Atatürk, 1 Kasım 1936 günü Meclisi açarken yaptığı konuşmada, Montrö Sözleşmesi’nden bahsederken, tarihte birçok kez tartışma ve tutku nedeni olan Boğazların, artık tam anlamıyla Türk egemenliği altında, yalnız ticaret ve dostluk ilişkilerinin ulaşım yeri haline girdiğini vurgulamıştır.   

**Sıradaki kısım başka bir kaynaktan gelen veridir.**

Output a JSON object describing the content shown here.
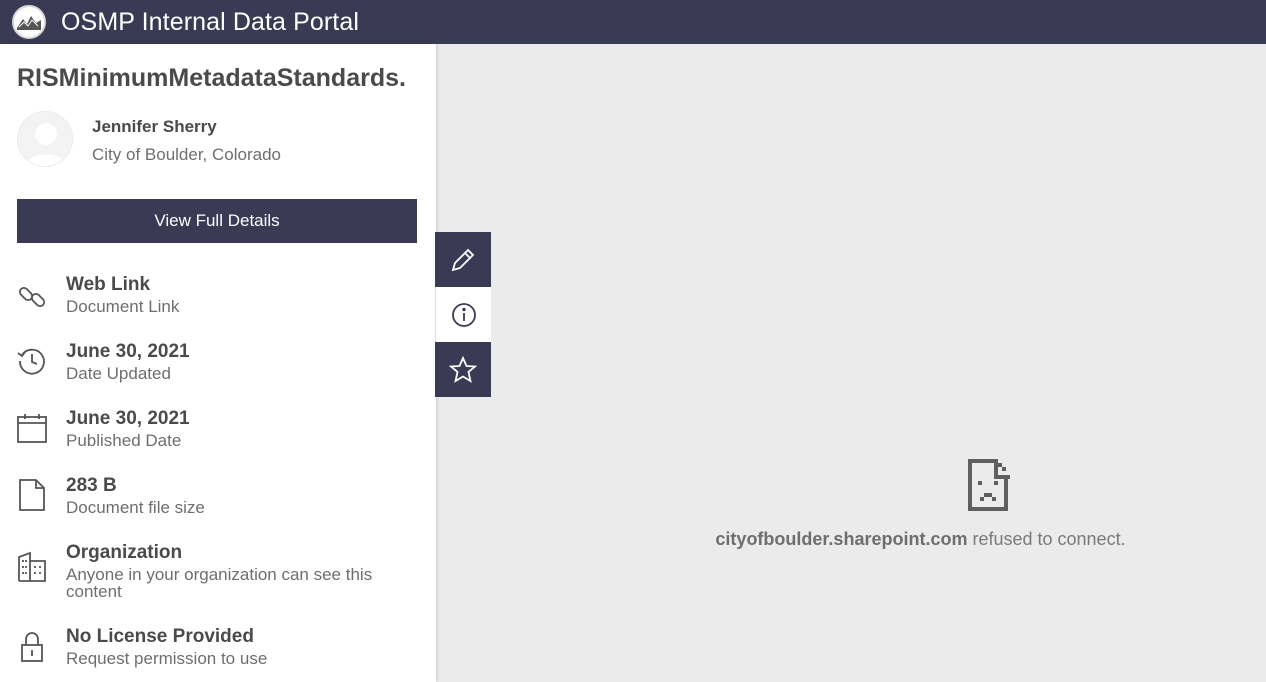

Montrö, Türkiye'nin güvenliği, Karadeniz'e kıyıdaş devletlerin güvenliğinin yanı sıra,  bazısının NATO ve A B’ye üyeliği ile Karadeniz'e kıyıdaş olmayan devletlerin çıkarlarını da etkileyen, boğazları kullanan devletler için hak ve yükümlülükler doğuran üçlü bir denge üzerinde kurulmuş bir sözleşmedir. Öte yandan, uluslararası ilişkilerde siyasi antlaşmaların müzakere ve barışçı yollar ile günün şartlarına daha uygun bir kimliğe kavuşabildiğine dair bir örnek olması bakımından dikkat çekici bir belgedir.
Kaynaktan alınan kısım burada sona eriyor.